Straight probation happens when a person is convicted, either after a trial or as a result of a guilty plea, and sentenced to spend a specific amount of time in either jail or prison. A judge can order the jail or prison sentence to be “suspended” and place the person on probation instead of serving the time in a correctional facility. The judge will impose conditions of probation that the person will have to follow while on probation. These conditions will vary depending on the county the person is in and the offense for which they have been convicted, but they typically include reporting to a probation officer, staying out of trouble with the law, performing community service, and participating in educational programs. With straight probation, the person has a conviction on their record, but avoids serving their sentence in jail or prison.
What Is “Deferred Adjudication” Probation?
Deferred adjudication probation avoids not only serving jail or prison time, but also avoids having the conviction on your record. With deferred adjudication, a person pleads guilty to the offense they have been charged with, but instead of finding the person guilty and sentencing them, the judge defers a finding of guilt and places them on deferred adjudication probation for a set amount of time. Essentially, what the judge is saying is that I could find you guilty right now, but I'm going to set that on the shelf over here for this amount of time. If you do everything you're supposed to do and stay out of trouble, at the end of that time I will dismiss your case.
What Happens if I Violate the Terms of My Probation?
For both types of probation, getting arrested for a new charge or violating any of the conditions of your probation can cause serious problems. If this happens, the State can ask the judge to terminate your probation. What happens next depends on whether you are on straight or deferred adjudication probation. For straight probation, the State will file a motion to revoke probation. If you are on deferred adjudication, the State will file a motion to proceed to adjudication. In either case, you will be entitled to a hearing where the State will have to prove to the judge that you violated a condition of your probation. If the judge finds that you violated the probation, the judge will impose a sentence. For straight probation, the judge can sentence you up to the amount of your original sentence which was suspended. For deferred adjudication, there was no sentence imposed, so the judge can find you guilty and sentence you to any amount of time within the range of punishment for the offense, as well as impose a fine up to the maximum for the offense.
Can I Get Off Probation Early?
In most cases, Texas law allows for the early termination of probation. However, the decision is completely at the judge's discretion and a judge can deny early release from probation even if the probationer meets all of the requirements.

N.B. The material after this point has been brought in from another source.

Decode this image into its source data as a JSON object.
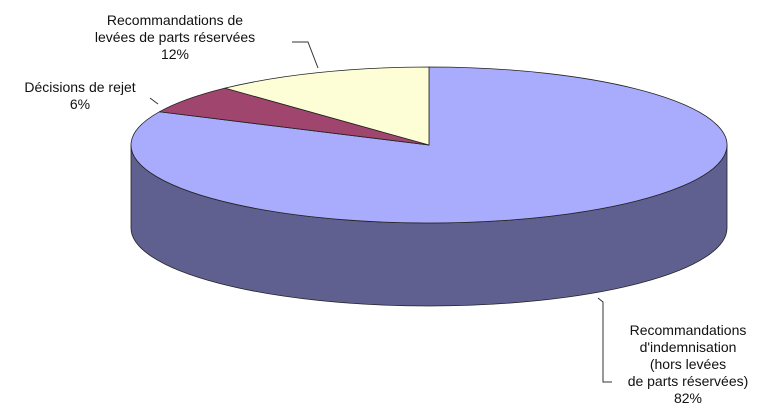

The rules for early release depend on whether a person is on straight or deferred adjudication probation.
Early Release from Straight Probation
For straight probation, the judge may (but is not required to) terminate the probation early if the probationer meets the following requirements:
Completed at least one-third of the probation period or two years, whichever is less (many judges will not consider motions for early termination of probation until the probationer has served half of the probation period);
Not delinquent in the payment of restitution, fines, fees, or court costs (most judges require these fees to be completely paid off before they will grant early termination);
All court-ordered treatment, counseling, classes, and community service must be complete; and
Must not have been convicted of a disqualifying crime. Disqualifying crimes are:
offenses under Sections 49.04-49.08, Penal Code (this includes DWI and related intoxication offenses);
offenses that require registration as a sex offender; or
a felony described by Article 42A.054.
Early Release from Deferred Adjudication Probation
For deferred adjudication probation, the judge may (but is not required to) terminate the probation and dismiss the case at any time if the judge determines that doing so is in the best interest of society and the defendant. There is no minimum time or waiting period. The only limitation on this is that the judge may not terminate the probation early if the person has been charged with a crime that would require them to register as a sex offender.
It is important to note that as a matter of personal policy many judges will impose the same requirements for an early release from deferred adjudication as from straight probation.